GlobalTIMIT: Acoustic-Phonetic Datasets for the World’s Languages

Nattanun Chanchaochai, Christopher Cieri, Japhet Debrah, Hongwei Ding, Yue Jiang, Sishi Liao, Mark Liberman, Jonathan Wright, Jiahong Yuan, Juhong Zhan, Yuqing Zhan

Although the TIMIT acoustic-phonetic dataset ([1], [2]) was created three decades ago, it remains in wide use, with more than 20000 Google Scholar references and more than 1000 since 2017. Despite TIMIT’s antiquity and relatively small size, inspection of these references shows that it is still used in many research areas: speech recognition, speaker recognition, speech synthesis, speech coding, speech enhancement, voice activity detection, speech perception, overlap detection and source separation, diagnosis of speech and language disorders and linguistic phonetics, among others. Nevertheless, comparable datasets are not available even for other widely-studied languages, much less for under-documented languages and varieties.
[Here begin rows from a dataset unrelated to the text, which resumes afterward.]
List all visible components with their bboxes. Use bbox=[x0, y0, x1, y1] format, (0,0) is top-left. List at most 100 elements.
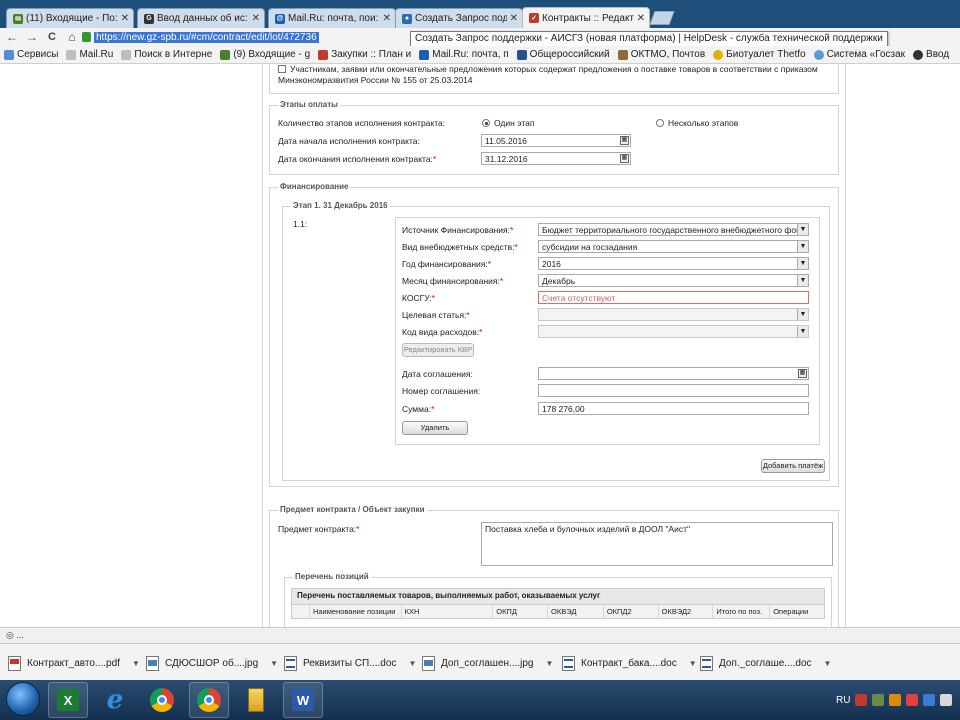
download-item[interactable]: Реквизиты СП....doc ▼ bbox=[284, 650, 416, 676]
bookmark-item[interactable]: Mail.Ru bbox=[62, 49, 117, 60]
chevron-down-icon[interactable]: ▼ bbox=[270, 659, 278, 668]
tab-inbox[interactable]: ✉ (11) Входящие - По: ✕ bbox=[6, 8, 134, 28]
chevron-down-icon[interactable]: ▼ bbox=[546, 659, 554, 668]
language-indicator[interactable]: RU bbox=[836, 695, 850, 706]
bookmark-item[interactable]: Биотуалет Thetfo bbox=[709, 49, 809, 60]
app-tray-icon[interactable] bbox=[906, 694, 919, 706]
subject-textarea[interactable]: Поставка хлеба и булочных изделий в ДООЛ… bbox=[481, 522, 833, 566]
col-total[interactable]: Итого по поз. bbox=[713, 605, 771, 618]
windows-taskbar: X e W RU bbox=[0, 680, 960, 720]
calendar-icon[interactable]: ▦ bbox=[798, 369, 807, 378]
month-select[interactable]: Декабрь ▼ bbox=[538, 274, 809, 287]
delete-button[interactable]: Удалить bbox=[402, 421, 468, 435]
extra-funds-select[interactable]: субсидии на госзадания ▼ bbox=[538, 240, 809, 253]
url-text[interactable]: https://new.gz-spb.ru/#cm/contract/edit/… bbox=[94, 31, 319, 43]
agreement-number-input[interactable] bbox=[538, 384, 809, 397]
download-item[interactable]: Доп._соглаше....doc ▼ bbox=[700, 650, 831, 676]
start-button[interactable] bbox=[6, 682, 40, 716]
col-okpd2[interactable]: ОКПД2 bbox=[604, 605, 659, 618]
chrome-icon[interactable] bbox=[189, 682, 229, 718]
ie-icon[interactable]: e bbox=[95, 682, 135, 718]
tab-contracts[interactable]: ✓ Контракты :: Редакт: ✕ bbox=[522, 7, 650, 28]
agreement-number-label: Номер соглашения: bbox=[402, 386, 481, 396]
participants-checkbox[interactable] bbox=[278, 65, 286, 73]
chevron-down-icon[interactable]: ▼ bbox=[408, 659, 416, 668]
monitor-icon[interactable] bbox=[923, 694, 936, 706]
start-date-input[interactable]: 11.05.2016 ▦ bbox=[481, 134, 631, 147]
tab-data-entry[interactable]: G Ввод данных об ис: ✕ bbox=[137, 8, 265, 28]
excel-icon[interactable]: X bbox=[48, 682, 88, 718]
bookmark-item[interactable]: Система «Госзак bbox=[810, 49, 909, 60]
kvr-select[interactable]: ▼ bbox=[538, 325, 809, 338]
bookmark-item[interactable]: Поиск в Интерне bbox=[117, 49, 216, 60]
page-icon bbox=[121, 49, 132, 60]
reload-icon[interactable]: C bbox=[44, 31, 60, 43]
stage-block: Этап 1. 31 Декабрь 2016 1.1: Источник Фи… bbox=[282, 201, 830, 481]
bookmark-item[interactable]: Mail.Ru: почта, п bbox=[415, 49, 512, 60]
one-stage-radio[interactable] bbox=[482, 119, 490, 127]
sum-label: Сумма:* bbox=[402, 404, 435, 414]
source-select[interactable]: Бюджет территориального государственного… bbox=[538, 223, 809, 236]
section-title: Перечень позиций bbox=[293, 572, 371, 581]
col-name[interactable]: Наименование позиции bbox=[310, 605, 402, 618]
close-icon[interactable]: ✕ bbox=[637, 13, 645, 24]
kaspersky-icon[interactable] bbox=[855, 694, 868, 706]
chevron-down-icon[interactable]: ▼ bbox=[689, 659, 697, 668]
network-icon[interactable] bbox=[872, 694, 885, 706]
agreement-date-input[interactable]: ▦ bbox=[538, 367, 809, 380]
chevron-down-icon: ▼ bbox=[797, 224, 808, 235]
pdf-file-icon bbox=[8, 655, 21, 671]
bookmark-item[interactable]: Закупки :: План и bbox=[314, 49, 415, 60]
year-select[interactable]: 2016 ▼ bbox=[538, 257, 809, 270]
chevron-down-icon: ▼ bbox=[797, 326, 808, 337]
add-payment-button[interactable]: Добавить платёж bbox=[761, 459, 825, 473]
tab-helpdesk[interactable]: ● Создать Запрос под: ✕ bbox=[395, 8, 523, 28]
chevron-down-icon: ▼ bbox=[797, 275, 808, 286]
new-tab-button[interactable] bbox=[649, 11, 675, 25]
col-okved[interactable]: ОКВЭД bbox=[548, 605, 604, 618]
many-stages-radio[interactable] bbox=[656, 119, 664, 127]
word-icon[interactable]: W bbox=[283, 682, 323, 718]
close-icon[interactable]: ✕ bbox=[383, 13, 391, 24]
col-okpd[interactable]: ОКПД bbox=[493, 605, 549, 618]
chrome-icon[interactable] bbox=[142, 682, 182, 718]
sum-input[interactable]: 178 276,00 bbox=[538, 402, 809, 415]
volume-icon[interactable] bbox=[940, 694, 953, 706]
download-item[interactable]: Доп_соглашен....jpg ▼ bbox=[422, 650, 553, 676]
tab-mailru[interactable]: @ Mail.Ru: почта, пои: ✕ bbox=[268, 8, 396, 28]
download-item[interactable]: СДЮСШОР об....jpg ▼ bbox=[146, 650, 278, 676]
col-okved2[interactable]: ОКВЭД2 bbox=[659, 605, 714, 618]
participants-box: Участникам, заявки или окончательные пре… bbox=[269, 64, 839, 94]
app-tray-icon[interactable] bbox=[889, 694, 902, 706]
chevron-down-icon[interactable]: ▼ bbox=[132, 659, 140, 668]
target-select[interactable]: ▼ bbox=[538, 308, 809, 321]
bookmark-item[interactable]: Общероссийский bbox=[513, 49, 614, 60]
close-icon[interactable]: ✕ bbox=[121, 13, 129, 24]
extra-funds-label: Вид внебюджетных средств:* bbox=[402, 242, 518, 252]
positions-table-title: Перечень поставляемых товаров, выполняем… bbox=[291, 588, 825, 605]
home-icon[interactable]: ⌂ bbox=[64, 30, 80, 44]
calendar-icon[interactable]: ▦ bbox=[620, 136, 629, 145]
download-item[interactable]: Контракт_авто....pdf ▼ bbox=[8, 650, 140, 676]
calendar-icon[interactable]: ▦ bbox=[620, 154, 629, 163]
bookmark-item[interactable]: Ввод bbox=[909, 49, 953, 60]
tab-tooltip: Создать Запрос поддержки - АИСГЗ (новая … bbox=[410, 31, 888, 47]
edit-kvr-button[interactable]: Редактировать КВР bbox=[402, 343, 474, 357]
col-khn[interactable]: КХН bbox=[402, 605, 494, 618]
bookmark-item[interactable]: Сервисы bbox=[0, 49, 62, 60]
end-date-input[interactable]: 31.12.2016 ▦ bbox=[481, 152, 631, 165]
close-icon[interactable]: ✕ bbox=[510, 13, 518, 24]
download-item[interactable]: Контракт_бака....doc ▼ bbox=[562, 650, 697, 676]
forward-icon[interactable]: → bbox=[24, 30, 40, 44]
kosgu-input[interactable]: Счета отсутствуют bbox=[538, 291, 809, 304]
close-icon[interactable]: ✕ bbox=[252, 13, 260, 24]
bookmark-item[interactable]: (9) Входящие - g bbox=[216, 49, 314, 60]
col-operations[interactable]: Операции bbox=[770, 605, 824, 618]
address-bar[interactable]: https://new.gz-spb.ru/#cm/contract/edit/… bbox=[82, 30, 382, 44]
bookmark-item[interactable]: ОКТМО, Почтов bbox=[614, 49, 709, 60]
chevron-down-icon[interactable]: ▼ bbox=[824, 659, 832, 668]
explorer-icon[interactable] bbox=[236, 682, 276, 718]
financing-row: Источник Финансирования:* Бюджет террито… bbox=[395, 217, 820, 445]
back-icon[interactable]: ← bbox=[4, 30, 20, 44]
contracts-icon bbox=[318, 49, 329, 60]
Therefore, we have developed a method for creating TIMIT-like datasets in new languages with modest effort and cost and we have applied this method in standard Thai, standard Mandarin Chinese, English from Chinese L2 learners, the Guanzhong dialect of Mandarin Chinese and the Ga language of West Africa. Other collections are planned or underway. The resulting datasets will be published through the LDC, along with instructions and open-source tools for replicating this method in other languages, covering the steps of sentence selection and assignment to speakers, speaker recruiting and recording, proof-listening and forced alignment.